Mix up some epoxy. You'll want enough to make it 1/8" deep. Place 1/2 the epoxy in the plastic. You'll probably have a lot of small bubbles in the epoxy - a blow dryer on high for around 15 seconds blowing on the epoxy will remove them - don't melt the plastic! Place the face in the epoxy, with the mark down. "Down" may differ on your project. Use something flat to make sure the gauge face is pressed down as far as possible. I use a cut Q-tip (no cotton.) Check the face for air bubbles and press/work any out.
Next, add the remaining epoxy to the back of the paper so the gauge face is totally covered.
Wait 30 minutes or more. The epoxy will be pretty well set, but your finger nail can still dimple it after 30 minutes. Next it's time to paint.
Step 5: Paint, Paint, Paint.
What paint to use? I prefer latex, but it will need a clear coat. You can also use nail polish or model paint. Latex is just so much easier.
Paint the inside - give it a couple of coats.
Paint the outside. Painting the inside and outside gives added color and depth. You can also paint just the inside for a different look.
Colors, texture, etc. is really personal preference. I like to put some bronze and copper and lightly mix them as I go - I "dab" the paint on - when it dries, this looks like the vintage two tone paint job you see on old equipment. You can also spray paint, but you'll have to mask the face. With latex it's easy to clean.

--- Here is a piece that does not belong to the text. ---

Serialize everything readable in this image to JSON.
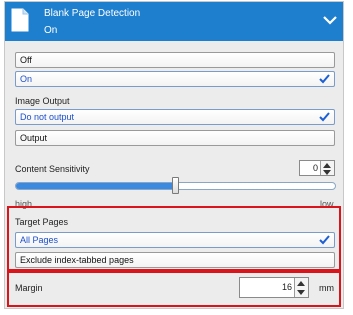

Many gauges have a different color lens ring - metal, black, etc. Again, personal preference. For a clean, different colored bezel you want to wait for the paint to dry fully then use masking tape for a clean edge - see the next step.
Step 6: Clear Coat and Mount!
To protect the paint from scratching, you'll want to use a clear-coat. Spray or brush. I use several coats. Clear nail polish works great. On some applications I'll sink the gauge face into my prop and cover with epoxy. It really depends on the project and look you want.
You can also add scratches, discoloration, patina, etc.
Mounting depends on the project. I typically use epoxy as it works on any surface. If you want, you can also put an LED behind the face for a backlight.
I usually make three or four gauge faces at a time so I have them for future projects. I'll do everything but paint them so I can match the paint to my project later on.